CBA’s cash profit marks a 6% increase from the previous year and surpasses market expectations. The bank has declared an interim dividend of $2.35, an increase of $0.10 compared to last year. The bank also reported a decline in the percentage of customers falling behind on mortgage repayments, attributed to three interest rate reductions and tax cuts that have eased financial pressures on households. Nonetheless, the current arrears level remains elevated, and the effects of a recent interest rate hike have yet to be fully realized.
Criticism has emerged from the Finance Sector Union (FSU), which represents CBA employees. The union claims that staff are experiencing heightened workloads and anxiety over increasing automation in the workplace.
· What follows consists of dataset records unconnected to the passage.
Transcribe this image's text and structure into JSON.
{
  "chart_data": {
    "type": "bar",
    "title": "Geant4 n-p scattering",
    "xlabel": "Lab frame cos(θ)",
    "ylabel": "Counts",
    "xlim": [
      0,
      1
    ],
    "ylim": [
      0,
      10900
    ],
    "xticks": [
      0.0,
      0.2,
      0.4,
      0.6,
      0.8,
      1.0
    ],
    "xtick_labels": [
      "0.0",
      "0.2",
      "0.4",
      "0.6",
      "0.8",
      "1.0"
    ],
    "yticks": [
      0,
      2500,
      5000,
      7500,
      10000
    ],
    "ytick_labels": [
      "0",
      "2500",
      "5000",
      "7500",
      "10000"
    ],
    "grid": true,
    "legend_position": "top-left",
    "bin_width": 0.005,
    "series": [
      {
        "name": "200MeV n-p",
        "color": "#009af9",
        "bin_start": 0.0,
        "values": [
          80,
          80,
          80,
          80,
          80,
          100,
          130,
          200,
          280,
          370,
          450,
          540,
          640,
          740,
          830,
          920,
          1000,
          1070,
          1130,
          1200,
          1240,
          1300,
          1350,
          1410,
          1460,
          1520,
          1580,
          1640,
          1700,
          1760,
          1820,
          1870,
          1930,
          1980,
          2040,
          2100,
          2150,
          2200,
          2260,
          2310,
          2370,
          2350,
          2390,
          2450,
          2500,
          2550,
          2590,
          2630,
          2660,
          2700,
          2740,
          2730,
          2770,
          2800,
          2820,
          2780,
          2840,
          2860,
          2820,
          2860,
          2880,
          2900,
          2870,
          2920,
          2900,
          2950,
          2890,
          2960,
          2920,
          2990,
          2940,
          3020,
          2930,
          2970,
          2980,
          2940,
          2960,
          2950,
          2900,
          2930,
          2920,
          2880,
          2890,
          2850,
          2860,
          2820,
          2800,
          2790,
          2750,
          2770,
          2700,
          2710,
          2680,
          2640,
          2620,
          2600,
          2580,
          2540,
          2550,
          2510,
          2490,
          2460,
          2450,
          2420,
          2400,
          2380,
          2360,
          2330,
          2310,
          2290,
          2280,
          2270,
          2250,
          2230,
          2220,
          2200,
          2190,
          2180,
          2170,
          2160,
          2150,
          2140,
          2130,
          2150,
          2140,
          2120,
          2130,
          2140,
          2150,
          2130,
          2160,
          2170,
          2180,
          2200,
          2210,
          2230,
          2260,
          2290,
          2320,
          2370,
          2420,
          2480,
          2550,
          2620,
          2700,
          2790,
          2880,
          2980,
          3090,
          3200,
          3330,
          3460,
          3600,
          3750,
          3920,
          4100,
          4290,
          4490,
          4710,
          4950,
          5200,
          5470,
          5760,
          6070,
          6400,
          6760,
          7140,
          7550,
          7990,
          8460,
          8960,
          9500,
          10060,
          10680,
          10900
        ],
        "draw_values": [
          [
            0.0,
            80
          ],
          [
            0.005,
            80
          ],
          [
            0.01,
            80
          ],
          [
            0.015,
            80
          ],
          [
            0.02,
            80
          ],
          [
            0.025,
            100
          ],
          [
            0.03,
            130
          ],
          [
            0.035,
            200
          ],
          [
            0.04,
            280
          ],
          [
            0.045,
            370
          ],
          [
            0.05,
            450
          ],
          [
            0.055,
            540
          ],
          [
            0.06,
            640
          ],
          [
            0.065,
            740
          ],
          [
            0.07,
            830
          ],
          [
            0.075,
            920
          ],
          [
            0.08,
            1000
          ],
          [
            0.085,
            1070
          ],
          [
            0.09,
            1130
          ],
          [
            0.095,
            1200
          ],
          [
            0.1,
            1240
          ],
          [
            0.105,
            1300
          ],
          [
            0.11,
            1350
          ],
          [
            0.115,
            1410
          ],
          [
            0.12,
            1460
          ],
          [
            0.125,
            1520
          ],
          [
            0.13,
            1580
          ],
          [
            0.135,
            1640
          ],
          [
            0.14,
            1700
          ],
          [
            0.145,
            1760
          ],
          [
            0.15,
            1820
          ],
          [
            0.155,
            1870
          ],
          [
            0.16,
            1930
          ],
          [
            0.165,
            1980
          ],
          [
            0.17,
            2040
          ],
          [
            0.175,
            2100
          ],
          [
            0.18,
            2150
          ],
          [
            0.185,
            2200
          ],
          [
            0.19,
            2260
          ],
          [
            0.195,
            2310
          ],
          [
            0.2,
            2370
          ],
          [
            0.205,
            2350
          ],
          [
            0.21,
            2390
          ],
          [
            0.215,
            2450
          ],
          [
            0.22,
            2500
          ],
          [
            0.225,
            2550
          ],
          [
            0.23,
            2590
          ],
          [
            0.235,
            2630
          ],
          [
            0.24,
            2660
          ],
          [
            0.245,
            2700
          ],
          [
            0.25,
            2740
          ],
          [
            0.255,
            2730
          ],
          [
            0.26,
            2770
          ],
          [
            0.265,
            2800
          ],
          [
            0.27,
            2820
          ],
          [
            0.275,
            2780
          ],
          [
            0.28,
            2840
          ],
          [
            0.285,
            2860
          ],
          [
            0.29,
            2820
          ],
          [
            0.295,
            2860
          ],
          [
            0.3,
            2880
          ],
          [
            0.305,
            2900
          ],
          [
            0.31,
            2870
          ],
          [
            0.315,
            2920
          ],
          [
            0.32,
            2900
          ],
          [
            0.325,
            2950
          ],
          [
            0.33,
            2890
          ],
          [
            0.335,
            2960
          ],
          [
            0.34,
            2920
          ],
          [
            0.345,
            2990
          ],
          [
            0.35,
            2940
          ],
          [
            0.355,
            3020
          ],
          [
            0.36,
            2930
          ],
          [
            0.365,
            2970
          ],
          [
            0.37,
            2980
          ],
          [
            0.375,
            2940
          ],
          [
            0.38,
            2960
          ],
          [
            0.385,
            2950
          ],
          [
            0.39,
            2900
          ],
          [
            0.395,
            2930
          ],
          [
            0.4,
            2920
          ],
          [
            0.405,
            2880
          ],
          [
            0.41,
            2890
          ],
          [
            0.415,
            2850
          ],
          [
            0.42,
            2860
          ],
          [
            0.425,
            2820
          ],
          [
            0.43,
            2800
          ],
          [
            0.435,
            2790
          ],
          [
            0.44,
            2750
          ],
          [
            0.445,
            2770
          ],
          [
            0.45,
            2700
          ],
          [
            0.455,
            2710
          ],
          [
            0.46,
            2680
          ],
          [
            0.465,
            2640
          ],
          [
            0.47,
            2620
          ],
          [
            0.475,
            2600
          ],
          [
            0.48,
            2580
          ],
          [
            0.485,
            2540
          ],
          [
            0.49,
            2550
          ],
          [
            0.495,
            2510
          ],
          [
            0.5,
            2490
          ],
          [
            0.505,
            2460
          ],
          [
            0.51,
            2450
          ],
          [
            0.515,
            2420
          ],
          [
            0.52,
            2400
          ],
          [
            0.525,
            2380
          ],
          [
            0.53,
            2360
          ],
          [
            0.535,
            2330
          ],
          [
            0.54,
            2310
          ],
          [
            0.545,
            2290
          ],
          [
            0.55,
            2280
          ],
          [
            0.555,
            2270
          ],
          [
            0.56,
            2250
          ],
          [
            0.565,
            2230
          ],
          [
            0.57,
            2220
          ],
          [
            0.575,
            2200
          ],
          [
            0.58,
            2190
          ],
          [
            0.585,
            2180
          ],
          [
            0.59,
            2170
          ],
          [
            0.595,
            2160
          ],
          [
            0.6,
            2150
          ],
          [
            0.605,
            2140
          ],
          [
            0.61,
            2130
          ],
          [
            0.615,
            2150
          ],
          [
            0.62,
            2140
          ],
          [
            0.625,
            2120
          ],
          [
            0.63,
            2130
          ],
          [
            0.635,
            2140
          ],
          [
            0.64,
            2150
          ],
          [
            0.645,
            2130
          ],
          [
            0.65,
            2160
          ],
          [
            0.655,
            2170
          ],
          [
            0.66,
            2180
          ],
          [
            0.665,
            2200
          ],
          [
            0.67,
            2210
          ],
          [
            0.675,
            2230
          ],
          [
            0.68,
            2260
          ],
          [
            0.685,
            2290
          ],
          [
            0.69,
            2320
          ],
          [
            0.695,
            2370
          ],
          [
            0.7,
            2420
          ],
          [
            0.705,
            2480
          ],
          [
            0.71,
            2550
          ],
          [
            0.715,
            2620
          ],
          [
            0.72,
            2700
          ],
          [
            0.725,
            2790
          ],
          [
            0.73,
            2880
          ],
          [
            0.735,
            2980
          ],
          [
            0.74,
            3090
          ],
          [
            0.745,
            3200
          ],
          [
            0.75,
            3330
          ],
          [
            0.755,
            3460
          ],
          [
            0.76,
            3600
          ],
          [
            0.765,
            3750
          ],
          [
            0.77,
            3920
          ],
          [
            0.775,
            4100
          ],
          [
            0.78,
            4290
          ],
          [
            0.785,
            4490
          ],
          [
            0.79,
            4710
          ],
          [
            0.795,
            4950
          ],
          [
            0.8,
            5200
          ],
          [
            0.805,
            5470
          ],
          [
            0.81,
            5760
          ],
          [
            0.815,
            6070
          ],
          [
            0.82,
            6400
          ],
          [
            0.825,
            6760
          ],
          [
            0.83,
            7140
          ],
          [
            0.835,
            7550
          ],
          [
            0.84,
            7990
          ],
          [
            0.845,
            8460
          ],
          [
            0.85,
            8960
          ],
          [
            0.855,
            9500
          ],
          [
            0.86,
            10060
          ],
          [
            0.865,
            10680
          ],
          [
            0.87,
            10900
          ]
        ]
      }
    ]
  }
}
A survey of over 1,700 CBA employees revealed that 72% are concerned about their job security, mainly due to offshoring and the rapid growth of artificial intelligence.
Investor lending at CBA mirrors a broader trend across Australia, as banks increasingly target what rival Westpac describes as “attractive” customers. According to the Australian Bureau of Statistics, investors accounted for two in five home loans issued in the last quarter of 2025, totaling nearly $43 billion across 60,445 loans. This figure surpasses the 57,282 loans issued to existing owner-occupiers and is nearly double the number of loans granted to first-time buyers, which rose to 31,783 with the support of the government’s 5% deposit scheme.
The surge in lending was greater than anticipated by the Reserve Bank of Australia (RBA). Deputy Governor Andrew Hauser indicated that lending remained accessible even after the RBA’s recent interest rate hike, suggesting that some financial conditions still lean towards being accommodative. “Credit growth has been … part of the stuff, I would say, that policymakers may have missed slightly,” Hauser remarked during an address to the Australian Chamber of Commerce and Industry.
New borrowing limits imposed by the prudential regulator came into effect on February 1, capping banks’ new loans to customers with debt-to-income ratios exceeding 20% of their total new lending. Hauser welcomed this move, describing it as “smart design,” urging banks to lend while remaining aware of the potential for unsustainable credit growth.
The Commonwealth Bank’s performance highlights significant shifts in the Australian housing market, driven largely by investor activity, and raises questions about the long-term implications for first-time buyers and overall market stability.